Sempre que olhamos para o céu, para o horizonte, quando nos deitamos ou somos surpreendidos em um instante de solidão, de perplexidade, todos nós acabamos por pensar: isso que vivo é real, essa minha vida é sonho? As religiões pretendem explicar essas dúvidas, assim como os rituais, os estados de perda de consciência. O tema-chave de Yuval Harari, em seu best seller “Sapiens”, é a ideia de que a sociedade humana foi, em grande parte, impulsionada pela capacidade de nossa espécie de acreditar no que ele chama de ficções: aquelas coisas cujo poder é derivado de sua existência em nossa imaginação coletiva.
Dessa matriz, Felipe Lima idealiza “Ficções”, o espetáculo irretorquível, com Vera Holtz sozinha, em um palco, acompanhada pelas cordas de Federico Puppi, que dialoga com a miríade de sentimentos que afeta a todos. O texto e a direção de Rodrigo Portella trazem uma nova dimensão ao que, normalmente, é chamado de teatro. Vera, ela própria com o “camisolão, com os enormes cabelos, é uma instalação que se move. As diferentes personas que encarna (cada personagem é além de uma pessoa) representam um grupo, uma categoria, são percebidas pela alteração de voz, de sotaque. Rodrigo é um realizador que se permite pôr em ação todas as formas de artes, e a plateia recebe a obra completa.

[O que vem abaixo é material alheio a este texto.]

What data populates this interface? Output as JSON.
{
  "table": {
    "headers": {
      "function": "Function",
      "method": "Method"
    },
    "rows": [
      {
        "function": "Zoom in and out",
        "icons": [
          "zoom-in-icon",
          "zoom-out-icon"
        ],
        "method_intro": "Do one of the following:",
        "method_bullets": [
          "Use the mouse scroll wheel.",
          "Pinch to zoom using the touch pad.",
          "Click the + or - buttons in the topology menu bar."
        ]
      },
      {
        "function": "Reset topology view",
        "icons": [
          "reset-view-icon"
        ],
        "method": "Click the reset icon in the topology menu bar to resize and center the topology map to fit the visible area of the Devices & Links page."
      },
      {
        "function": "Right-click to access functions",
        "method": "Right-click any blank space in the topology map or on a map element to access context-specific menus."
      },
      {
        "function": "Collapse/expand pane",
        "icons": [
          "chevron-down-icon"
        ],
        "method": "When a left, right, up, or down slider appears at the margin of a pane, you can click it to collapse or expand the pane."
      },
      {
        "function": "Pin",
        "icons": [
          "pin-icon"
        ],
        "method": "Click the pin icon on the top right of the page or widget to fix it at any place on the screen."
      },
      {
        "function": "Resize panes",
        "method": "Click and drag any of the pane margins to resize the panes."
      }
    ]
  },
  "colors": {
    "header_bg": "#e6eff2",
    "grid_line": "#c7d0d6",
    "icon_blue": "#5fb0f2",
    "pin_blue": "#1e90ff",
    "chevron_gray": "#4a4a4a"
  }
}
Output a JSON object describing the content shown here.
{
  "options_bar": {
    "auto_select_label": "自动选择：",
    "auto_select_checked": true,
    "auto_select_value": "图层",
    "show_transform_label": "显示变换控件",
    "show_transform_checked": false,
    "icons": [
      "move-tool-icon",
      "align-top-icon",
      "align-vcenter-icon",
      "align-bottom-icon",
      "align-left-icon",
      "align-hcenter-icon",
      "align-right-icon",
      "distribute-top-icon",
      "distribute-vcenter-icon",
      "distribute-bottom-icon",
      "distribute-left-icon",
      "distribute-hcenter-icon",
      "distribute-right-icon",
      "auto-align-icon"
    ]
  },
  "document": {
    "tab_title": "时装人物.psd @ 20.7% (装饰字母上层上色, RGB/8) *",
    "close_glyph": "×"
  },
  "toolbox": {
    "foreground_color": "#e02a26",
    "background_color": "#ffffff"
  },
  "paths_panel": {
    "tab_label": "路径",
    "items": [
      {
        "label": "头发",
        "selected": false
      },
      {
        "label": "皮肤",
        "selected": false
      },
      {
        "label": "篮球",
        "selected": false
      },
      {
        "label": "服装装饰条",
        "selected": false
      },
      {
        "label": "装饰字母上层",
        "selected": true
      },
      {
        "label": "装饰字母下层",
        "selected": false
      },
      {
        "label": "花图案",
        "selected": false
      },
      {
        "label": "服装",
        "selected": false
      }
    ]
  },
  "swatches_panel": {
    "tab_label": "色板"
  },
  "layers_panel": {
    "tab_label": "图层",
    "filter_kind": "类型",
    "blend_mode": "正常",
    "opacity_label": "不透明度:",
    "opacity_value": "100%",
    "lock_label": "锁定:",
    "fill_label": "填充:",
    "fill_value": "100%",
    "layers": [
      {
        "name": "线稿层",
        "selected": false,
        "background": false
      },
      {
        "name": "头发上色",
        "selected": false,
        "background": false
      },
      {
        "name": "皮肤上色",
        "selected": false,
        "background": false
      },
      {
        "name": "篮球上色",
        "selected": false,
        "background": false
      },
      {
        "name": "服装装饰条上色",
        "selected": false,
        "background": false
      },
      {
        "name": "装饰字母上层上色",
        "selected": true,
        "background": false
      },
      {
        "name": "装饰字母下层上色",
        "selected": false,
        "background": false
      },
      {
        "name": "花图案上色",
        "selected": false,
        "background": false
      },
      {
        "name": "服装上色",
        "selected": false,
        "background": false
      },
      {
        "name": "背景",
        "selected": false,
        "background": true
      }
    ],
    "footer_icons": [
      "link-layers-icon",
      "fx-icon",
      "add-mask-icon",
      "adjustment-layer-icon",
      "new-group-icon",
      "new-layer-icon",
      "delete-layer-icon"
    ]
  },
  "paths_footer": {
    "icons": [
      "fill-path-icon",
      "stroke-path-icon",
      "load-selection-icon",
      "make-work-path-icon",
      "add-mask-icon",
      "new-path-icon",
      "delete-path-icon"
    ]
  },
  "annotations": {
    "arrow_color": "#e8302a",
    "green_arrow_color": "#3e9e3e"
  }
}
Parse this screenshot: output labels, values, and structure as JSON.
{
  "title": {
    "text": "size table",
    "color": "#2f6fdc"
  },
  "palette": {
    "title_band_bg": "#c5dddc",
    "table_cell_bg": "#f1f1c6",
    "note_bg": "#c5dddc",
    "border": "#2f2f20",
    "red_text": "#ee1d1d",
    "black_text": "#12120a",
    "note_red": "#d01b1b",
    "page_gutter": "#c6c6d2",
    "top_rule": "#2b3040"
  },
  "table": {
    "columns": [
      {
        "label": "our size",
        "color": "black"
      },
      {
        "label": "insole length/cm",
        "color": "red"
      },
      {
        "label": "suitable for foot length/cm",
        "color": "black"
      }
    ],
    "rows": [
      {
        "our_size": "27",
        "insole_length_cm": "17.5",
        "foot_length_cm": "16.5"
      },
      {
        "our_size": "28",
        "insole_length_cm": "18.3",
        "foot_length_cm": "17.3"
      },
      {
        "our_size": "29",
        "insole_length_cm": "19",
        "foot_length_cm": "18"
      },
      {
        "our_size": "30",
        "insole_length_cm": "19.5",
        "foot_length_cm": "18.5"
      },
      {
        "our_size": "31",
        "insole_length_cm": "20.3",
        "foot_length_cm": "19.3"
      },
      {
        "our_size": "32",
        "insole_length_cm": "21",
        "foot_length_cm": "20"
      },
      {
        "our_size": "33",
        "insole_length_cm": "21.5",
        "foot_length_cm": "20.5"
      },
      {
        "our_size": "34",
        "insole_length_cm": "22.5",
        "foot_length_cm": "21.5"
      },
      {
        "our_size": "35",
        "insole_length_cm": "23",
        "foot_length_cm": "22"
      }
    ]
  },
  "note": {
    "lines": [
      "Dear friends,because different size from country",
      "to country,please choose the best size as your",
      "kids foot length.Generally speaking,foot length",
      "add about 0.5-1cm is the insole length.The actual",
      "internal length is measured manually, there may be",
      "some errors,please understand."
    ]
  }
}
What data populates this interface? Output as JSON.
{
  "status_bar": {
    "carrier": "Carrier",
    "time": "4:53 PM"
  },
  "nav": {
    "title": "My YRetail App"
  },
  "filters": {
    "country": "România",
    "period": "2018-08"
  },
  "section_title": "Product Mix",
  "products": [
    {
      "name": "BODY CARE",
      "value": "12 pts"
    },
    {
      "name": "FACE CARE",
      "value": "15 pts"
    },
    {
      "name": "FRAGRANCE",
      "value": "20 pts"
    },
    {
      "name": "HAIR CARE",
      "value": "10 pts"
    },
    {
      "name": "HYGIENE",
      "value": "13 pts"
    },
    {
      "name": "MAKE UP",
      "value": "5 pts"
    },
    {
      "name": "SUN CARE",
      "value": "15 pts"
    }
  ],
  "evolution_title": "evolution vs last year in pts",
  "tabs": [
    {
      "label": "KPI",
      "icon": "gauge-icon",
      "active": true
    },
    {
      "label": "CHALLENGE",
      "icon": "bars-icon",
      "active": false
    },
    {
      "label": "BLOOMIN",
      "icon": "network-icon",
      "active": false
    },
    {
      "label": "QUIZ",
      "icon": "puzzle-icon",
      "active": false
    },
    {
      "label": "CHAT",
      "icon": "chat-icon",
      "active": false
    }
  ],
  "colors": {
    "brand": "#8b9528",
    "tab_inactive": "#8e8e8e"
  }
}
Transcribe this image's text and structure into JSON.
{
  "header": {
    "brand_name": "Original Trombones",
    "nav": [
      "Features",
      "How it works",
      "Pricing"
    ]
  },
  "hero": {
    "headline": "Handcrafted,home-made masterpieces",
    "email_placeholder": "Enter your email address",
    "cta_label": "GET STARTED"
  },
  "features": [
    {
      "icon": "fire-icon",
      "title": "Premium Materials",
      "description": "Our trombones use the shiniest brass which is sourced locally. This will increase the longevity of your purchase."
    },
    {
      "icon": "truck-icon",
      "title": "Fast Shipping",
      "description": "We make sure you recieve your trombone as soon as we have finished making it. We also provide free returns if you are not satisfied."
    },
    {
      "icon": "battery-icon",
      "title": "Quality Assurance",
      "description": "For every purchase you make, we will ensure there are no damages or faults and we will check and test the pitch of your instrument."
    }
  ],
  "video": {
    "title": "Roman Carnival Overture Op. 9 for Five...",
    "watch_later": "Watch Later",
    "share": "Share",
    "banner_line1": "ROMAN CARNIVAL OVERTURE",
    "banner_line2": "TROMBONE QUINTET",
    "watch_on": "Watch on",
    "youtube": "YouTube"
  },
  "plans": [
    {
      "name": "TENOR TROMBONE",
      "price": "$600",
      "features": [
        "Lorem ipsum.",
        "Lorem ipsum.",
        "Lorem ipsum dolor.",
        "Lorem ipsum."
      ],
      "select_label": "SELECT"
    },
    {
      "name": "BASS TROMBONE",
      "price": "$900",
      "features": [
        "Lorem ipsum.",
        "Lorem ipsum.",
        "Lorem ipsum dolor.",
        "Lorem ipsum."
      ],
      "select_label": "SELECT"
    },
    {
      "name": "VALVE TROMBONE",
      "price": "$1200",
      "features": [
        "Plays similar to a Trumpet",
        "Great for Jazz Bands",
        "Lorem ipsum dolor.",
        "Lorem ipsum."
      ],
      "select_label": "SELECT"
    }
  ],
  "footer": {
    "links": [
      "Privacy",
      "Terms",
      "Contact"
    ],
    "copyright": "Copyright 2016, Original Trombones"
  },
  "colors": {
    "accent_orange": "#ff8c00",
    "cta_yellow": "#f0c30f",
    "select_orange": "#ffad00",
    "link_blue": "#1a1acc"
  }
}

Dentro desse trabalho, há dois destaques: o cenário de Bia Junqueira e a decisiva e emocionante presença de Federico Puppi — o instrumento constrói um envolvimento musical, a trilha que pontua o tempo, as palavras, os sentidos. Brinca, chora, grita, silencia. Na performance de Federico, justamente premiadíssima, é como não houvesse fronteiras entre um código e o outro, quando contribuem para o mesmo discurso. O cenário de Bia, um enorme meteorito e uma moldura transformam o palco em aparente quadro que se recusa a ser estático. A performance de Vera nos faz sentir como se estivéssemos ali, ao lado dela, tomando um café, um vinho, ou apenas vendo a paisagem. “Ficções” é mais do que um conjunto de acertos — é a certeza de que há um novo nas artes performáticas no Brasil, o que nos enche de esperanças!
Serviço:
Teatro Casa Leblon, Leblon (Av. Afrânio de Melo Franco, 290)
Até 15 de outubro, quintas, sextas e sábados, às 20h, e domingos, às 18h.